O breve texto na contracapa do catálogo de Natal das livrarias Bertrand, que procura promover os livros como presentes ideais, possui frases curiosas. Dirigindo-se ao leitor/consumidor, a Bertrand pergunta: “Que presentes costuma oferecer? Vinhos, perfume, roupas, brinquedos? Então porque não oferecer um bom livro sobre esse tema.” Será que uma criança de seis anos fica mais contente com um livro sobre a história dos brinquedos que com um brinquedo a sério? No entanto, o fundamental surge depois: “Este catálogo encontra-se dividido por temas para que seja mais fácil descobrir o livro de cozinha para (a) avó, a biografia para o pai ou as últimas novidades de romance para a mãe.” Encontra-se numa única frase uma série de estereótipos ligados ao género.

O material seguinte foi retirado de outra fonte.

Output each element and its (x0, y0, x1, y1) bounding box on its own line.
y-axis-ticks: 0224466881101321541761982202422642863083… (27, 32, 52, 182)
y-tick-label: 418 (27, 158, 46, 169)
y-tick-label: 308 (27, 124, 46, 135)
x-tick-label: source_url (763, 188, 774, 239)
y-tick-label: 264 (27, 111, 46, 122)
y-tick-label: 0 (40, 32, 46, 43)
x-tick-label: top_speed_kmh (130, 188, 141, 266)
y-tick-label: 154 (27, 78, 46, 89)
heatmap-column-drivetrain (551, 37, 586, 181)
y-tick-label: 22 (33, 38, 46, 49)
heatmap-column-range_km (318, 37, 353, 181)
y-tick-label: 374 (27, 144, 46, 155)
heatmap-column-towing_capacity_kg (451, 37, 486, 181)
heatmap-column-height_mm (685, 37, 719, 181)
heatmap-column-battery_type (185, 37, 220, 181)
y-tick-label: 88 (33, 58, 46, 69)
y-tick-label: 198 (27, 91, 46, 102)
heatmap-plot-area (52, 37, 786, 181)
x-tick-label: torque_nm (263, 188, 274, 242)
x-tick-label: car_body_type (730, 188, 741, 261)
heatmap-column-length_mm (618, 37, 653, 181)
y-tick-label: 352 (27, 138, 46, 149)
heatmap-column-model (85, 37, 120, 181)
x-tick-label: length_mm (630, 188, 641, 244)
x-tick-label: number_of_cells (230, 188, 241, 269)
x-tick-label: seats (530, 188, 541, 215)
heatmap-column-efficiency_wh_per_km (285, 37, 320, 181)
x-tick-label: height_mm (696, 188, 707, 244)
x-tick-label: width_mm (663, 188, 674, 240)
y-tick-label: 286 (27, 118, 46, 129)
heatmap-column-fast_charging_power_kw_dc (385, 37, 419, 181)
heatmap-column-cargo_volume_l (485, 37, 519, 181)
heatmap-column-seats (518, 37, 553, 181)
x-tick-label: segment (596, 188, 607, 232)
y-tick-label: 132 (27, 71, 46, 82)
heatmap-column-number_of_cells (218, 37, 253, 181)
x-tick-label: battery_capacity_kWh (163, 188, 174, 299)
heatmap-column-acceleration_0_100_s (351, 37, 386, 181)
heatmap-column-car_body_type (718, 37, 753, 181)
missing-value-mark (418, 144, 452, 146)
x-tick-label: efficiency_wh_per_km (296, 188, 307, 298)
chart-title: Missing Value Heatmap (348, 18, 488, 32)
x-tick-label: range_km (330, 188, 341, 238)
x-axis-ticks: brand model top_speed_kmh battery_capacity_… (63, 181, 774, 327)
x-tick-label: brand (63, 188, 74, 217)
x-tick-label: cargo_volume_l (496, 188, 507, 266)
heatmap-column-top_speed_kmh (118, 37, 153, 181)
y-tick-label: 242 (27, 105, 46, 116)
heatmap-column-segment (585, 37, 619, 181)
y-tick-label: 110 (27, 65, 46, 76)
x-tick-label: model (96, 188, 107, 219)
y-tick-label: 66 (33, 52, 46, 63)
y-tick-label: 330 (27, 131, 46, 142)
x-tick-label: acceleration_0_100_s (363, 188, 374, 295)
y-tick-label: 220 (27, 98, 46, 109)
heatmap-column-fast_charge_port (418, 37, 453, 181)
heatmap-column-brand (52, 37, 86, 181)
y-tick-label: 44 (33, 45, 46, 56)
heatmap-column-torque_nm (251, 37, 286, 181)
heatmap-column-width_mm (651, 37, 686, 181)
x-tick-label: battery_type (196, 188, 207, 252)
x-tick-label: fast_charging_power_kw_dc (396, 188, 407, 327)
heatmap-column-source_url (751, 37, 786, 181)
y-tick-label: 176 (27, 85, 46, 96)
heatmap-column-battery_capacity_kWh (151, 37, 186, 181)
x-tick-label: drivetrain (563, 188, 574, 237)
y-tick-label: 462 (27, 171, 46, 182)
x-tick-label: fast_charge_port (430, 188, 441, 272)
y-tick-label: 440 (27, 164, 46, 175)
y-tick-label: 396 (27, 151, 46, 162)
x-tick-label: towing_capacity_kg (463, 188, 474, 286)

Que personagens temos aqui? Primeiro, a avó, já meio senil e educada numa época em que as mulheres da classe média pouco mais faziam que cozinhar. É a anciã que prepara refeições especiais para toda a família, sobretudo os mimos de que os netos tanto gostam. Não se lhe conhecem quaisquer interesses lúdicos ou intelectuais (como não se fala do avô, talvez ele já tenha morrido por consumir muito álcool e tabaco, como é próprio dos homens a sério). Depois, o pai, um homem sério e racional, leitor do Público e do Expresso, habituado ao estudo das grandes questões da actualidade. Provavelmente ocupa um cargo de decisão e procura inspiração nas biografias de grandes homens de Estado como César e Churchill. Não tem tempo para ler foleirices como poesia ou literatura. Por fim, a mãe, que, por ser mulher, é sensível e generosa, sobrepondo a emoção à razão. Desinteressada dos clássicos, procura romances acabados de chegar ao mercado, sobretudo de autores americanos best-sellers. Os sentimentos das personagens em busca do amor e da felicidade fazem-na sonhar e compensam a banalidade de uma vida passada a lavar a roupa do pai e a cuidar dos filhos. Estes últimos não parecem ser um mercado explorado pela Bertrand, apesar do catálogo incluir secções de carácter infantil e juvenil.
Um problema de certa publicidade é que aponta para grupos predefinidos de consumidores absolutamente homogéneos, o que no caso dos livros é um grave erro. Qualquer leitor tem direito a ler o que lhe apeteça, por mais inesperado que seja e independentemente da sua idade ou posição social.